Question

A diverging lens has a focal length of magnitude 22.8 cm. (a) Locate the images for each of the following object distances. 45.6 cm distance 22.8 cm distance 11.4 cm distance

Answer 1

(a) -15.2 cm

We can solve the problem by using the lens equation:

`(1)/(f)=(1)/(p)+(1)/(q)`

where

f = -22.8 cm is the focal length of the lens (negative because it is a diverging lens)
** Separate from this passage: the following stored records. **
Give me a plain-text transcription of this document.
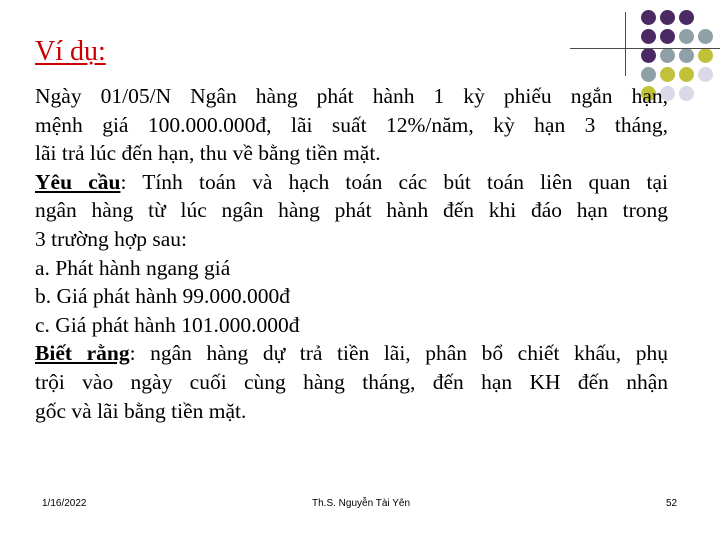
Ví dụ:

Ngày 01/05/N Ngân hàng phát hành 1 kỳ phiếu ngắn hạn,

mệnh giá 100.000.000đ, lãi suất 12%/năm, kỳ hạn 3 tháng,

lãi trả lúc đến hạn, thu về bằng tiền mặt.

Yêu cầu: Tính toán và hạch toán các bút toán liên quan tại

ngân hàng từ lúc ngân hàng phát hành đến khi đáo hạn trong

3 trường hợp sau:

a. Phát hành ngang giá

b. Giá phát hành 99.000.000đ

c. Giá phát hành 101.000.000đ

Biết rằng: ngân hàng dự trả tiền lãi, phân bổ chiết khấu, phụ

trội vào ngày cuối cùng hàng tháng, đến hạn KH đến nhận

gốc và lãi bằng tiền mặt.

1/16/2022	Th.S. Nguyễn Tài Yên	52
p = 45.6 cm is the distance of the object from the lens

q is the distance of the image from the lens

Solving the equation for q, we find the position of the image:

`(1)/(q)=(1)/(f)-(1)/(p)=(1)/(-22.8 cm)-(1)/(45.6 cm)=-0.066 cm^(-1)`

`q=(1)/(-0.066 cm^(-1))=-15.2 cm`

and the negative sign means that the image is virtual.

(b) -11.4 cm

In this case, the distance of the object from the lens is

p = 22.8 cm

Substituting into the lens equation, we can find the new image distance, q:

`(1)/(q)=(1)/(f)-(1)/(p)=(1)/(-22.8 cm)-(1)/(22.8 cm)=-(2)/(22.8 cm)`

`q=(-22.8 cm)/(2)=-11.4 cm`

and the negative sign means that the image is virtual.

(c) -7.6 cm

In this case, the distance of the object from the lens is

p = 11.4 cm

Substituting into the lens equation, we can find the new image distance, q:

`(1)/(q)=(1)/(f)-(1)/(p)=(1)/(-22.8 cm)-(1)/(11.4 cm)=-0.132 cm^(-1)`

`q=(1)/(0.132 cm^(-1))=-7.6 cm`

and again, the negative sign means that the image is virtual.